Мы жили уже около года в этом доме, когда началась очень ранняя и суровая зима. У меня не было ни башмаков, ни теплого платья. Будучи в такой крайности, я отыскала пару белых атласных башмаков, оставшихся у меня от прежних времен, замазала их чернилами и надевала, когда приходилось выходить из дому. Мне казалось, что я иду босая по мостовой. Вскоре я простудилась и заболела очень тяжелой болезнью желудка. Так как я не могла лечиться, а должна была выходить и работать, мое состояние, конечно, ухудшилось. Мне тем более было трудно беречь себя, что военная администрация перестала давать шитье на дом, и моя мать уже несколько месяцев сидела без работы.

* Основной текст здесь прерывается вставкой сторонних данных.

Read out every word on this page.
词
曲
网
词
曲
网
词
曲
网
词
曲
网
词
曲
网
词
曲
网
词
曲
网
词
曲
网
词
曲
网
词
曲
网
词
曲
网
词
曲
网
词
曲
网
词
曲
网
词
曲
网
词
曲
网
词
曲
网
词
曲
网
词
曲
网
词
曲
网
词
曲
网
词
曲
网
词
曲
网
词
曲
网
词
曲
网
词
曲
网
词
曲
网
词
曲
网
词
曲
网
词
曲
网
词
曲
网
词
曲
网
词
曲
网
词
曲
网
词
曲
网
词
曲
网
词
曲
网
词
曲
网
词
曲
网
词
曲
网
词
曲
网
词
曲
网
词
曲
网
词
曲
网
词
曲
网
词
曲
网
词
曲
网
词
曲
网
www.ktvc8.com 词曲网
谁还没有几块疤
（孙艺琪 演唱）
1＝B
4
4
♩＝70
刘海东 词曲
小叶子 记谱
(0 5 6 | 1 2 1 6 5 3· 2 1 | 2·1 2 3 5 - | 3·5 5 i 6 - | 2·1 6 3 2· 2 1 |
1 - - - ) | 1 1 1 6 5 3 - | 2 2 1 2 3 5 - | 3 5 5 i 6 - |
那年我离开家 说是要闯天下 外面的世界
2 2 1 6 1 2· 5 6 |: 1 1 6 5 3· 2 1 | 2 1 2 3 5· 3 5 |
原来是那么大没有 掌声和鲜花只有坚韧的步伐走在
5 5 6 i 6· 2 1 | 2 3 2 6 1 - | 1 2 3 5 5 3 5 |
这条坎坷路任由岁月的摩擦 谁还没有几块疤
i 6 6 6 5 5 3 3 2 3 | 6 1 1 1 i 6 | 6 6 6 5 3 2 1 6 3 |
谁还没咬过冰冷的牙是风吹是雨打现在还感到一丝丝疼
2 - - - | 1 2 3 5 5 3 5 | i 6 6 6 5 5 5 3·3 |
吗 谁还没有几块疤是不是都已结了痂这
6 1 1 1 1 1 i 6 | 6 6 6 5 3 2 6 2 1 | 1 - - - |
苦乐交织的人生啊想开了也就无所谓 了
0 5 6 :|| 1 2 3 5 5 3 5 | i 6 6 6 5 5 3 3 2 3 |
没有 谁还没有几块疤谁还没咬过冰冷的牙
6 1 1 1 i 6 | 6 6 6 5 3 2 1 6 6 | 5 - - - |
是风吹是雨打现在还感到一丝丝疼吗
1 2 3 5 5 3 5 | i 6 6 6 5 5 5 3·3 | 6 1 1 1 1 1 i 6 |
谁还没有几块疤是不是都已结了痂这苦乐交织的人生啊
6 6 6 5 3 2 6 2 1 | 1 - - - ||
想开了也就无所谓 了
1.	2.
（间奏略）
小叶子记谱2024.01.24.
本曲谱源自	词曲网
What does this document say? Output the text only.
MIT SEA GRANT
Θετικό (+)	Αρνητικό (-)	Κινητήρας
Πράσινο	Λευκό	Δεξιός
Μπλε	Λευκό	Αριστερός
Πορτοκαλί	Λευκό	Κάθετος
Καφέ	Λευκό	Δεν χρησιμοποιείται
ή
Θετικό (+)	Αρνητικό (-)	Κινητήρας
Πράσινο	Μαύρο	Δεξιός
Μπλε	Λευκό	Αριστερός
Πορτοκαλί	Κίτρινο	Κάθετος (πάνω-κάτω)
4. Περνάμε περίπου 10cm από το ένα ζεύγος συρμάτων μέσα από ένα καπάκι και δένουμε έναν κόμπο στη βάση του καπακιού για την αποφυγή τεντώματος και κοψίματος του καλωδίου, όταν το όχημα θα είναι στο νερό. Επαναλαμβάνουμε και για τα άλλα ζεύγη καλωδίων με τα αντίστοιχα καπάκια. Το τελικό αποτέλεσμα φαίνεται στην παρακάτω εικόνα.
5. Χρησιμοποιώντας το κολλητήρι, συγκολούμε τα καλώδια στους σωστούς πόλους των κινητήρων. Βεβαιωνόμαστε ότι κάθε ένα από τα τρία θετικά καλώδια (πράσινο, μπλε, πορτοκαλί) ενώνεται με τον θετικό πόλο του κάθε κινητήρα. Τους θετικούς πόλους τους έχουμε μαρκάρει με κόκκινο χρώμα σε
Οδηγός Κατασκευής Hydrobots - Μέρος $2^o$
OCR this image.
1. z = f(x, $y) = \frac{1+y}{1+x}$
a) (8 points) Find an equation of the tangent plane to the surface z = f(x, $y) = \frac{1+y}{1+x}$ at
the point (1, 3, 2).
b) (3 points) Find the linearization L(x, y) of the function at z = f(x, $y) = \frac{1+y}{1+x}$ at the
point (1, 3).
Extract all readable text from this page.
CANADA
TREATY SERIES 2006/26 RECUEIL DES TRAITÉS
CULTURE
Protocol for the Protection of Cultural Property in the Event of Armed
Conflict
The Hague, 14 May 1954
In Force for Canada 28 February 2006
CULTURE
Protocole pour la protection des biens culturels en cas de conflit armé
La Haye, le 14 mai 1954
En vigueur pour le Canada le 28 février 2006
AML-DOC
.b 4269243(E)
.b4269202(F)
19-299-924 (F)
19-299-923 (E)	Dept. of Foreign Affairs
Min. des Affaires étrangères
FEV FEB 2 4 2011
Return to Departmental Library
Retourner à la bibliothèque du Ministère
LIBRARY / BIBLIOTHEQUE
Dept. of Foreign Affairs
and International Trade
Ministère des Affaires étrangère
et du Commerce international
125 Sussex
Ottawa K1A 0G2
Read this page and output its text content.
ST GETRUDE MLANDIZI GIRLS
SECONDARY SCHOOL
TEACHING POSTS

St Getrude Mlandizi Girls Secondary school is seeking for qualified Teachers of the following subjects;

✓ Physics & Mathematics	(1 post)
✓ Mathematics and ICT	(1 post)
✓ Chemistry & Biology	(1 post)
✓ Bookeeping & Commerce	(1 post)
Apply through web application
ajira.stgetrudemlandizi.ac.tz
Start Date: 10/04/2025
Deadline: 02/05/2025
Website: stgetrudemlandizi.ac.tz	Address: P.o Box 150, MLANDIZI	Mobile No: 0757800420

Тяжелые времена наступили для нас. Всякое утро я вставала и принималась за работу, но сильные боли заставляли меня бросать ее. Я могла принимать только жидкую пищу и с каждым днем слабела все больше и больше. Все, что имело хоть какую-нибудь ценность, в том числе и мое единственное платье, было заложено или продано. Соседняя торговка овощами в продолжение нескольких недель отпускала нам в кредит картофель, сперва на два крейцера в день, потом на один и наконец совсем отказалась. Молочница оказалась менее жестокой. Это была бедная крестьянка, которой приходилось каждое утро проходить пешком несколько верст, чтобы добраться до города, неся тяжелые кувшины на голове. Когда мы уже не были в состоянии платить ей, она ничего не сказала нам, но, по-прежнему добрая и ласковая, продолжала доставлять нам молоко. Если бы не доброта этой крестьянки, меня, наверное, не было бы в живых, так как молоко было и то время моей единственной пищей. Доктор и аптекарь оказались тоже очень гуманными.

* * *

Моя мать, которая была очень полной, в несколько педель исхудала в высшей степени. Голод мучил ее день и ночь. Чтобы заглушить его, она пела псалмы или читала потрепанный молитвенник. От голода у нее сделалась лихорадка, и иногда ночью, когда мне было лучше, она садилась возле моей кровати, и я видела, как пот прямо лил по ее дрожавшему телу; мы молча смотрели тогда друг на друга и плакали. Когда голод становился невыносимым, она вставала ночью, когда весь дом мирно спал, тихонько пробиралась во двор и рылась в сорном ящике в надежде найти куски черствого хлеба, выброшенные прислугой или пекарями. Она очищала, размачивала в воде и с жадностью глотала их. А когда запах горячего хлеба поднимался по всему дому, она становилась возле дверей нашей комнаты и с наслаждением вдыхала его. В базарные дни она отправлялась в полдень на площадь и собирала там среди отбросов капустные листы и морковь, которые тут же съедала сырыми.

* * *

Наступило Рождество. Накануне его я в первый раз услыхала со стороны матери жалобу: мысль провести праздники голодными заставляла ее проливать слезы. Я собрала все свои силы и всю энергию, встала и уселась за работу, чтобы сшить хоть одну пару перчаток и достать ей хлеба. Пока я работала, укутанная в одеяло, с подушками за спиной, она вышла, как часто делала, чтобы насладиться зрелищем магазинных выставок.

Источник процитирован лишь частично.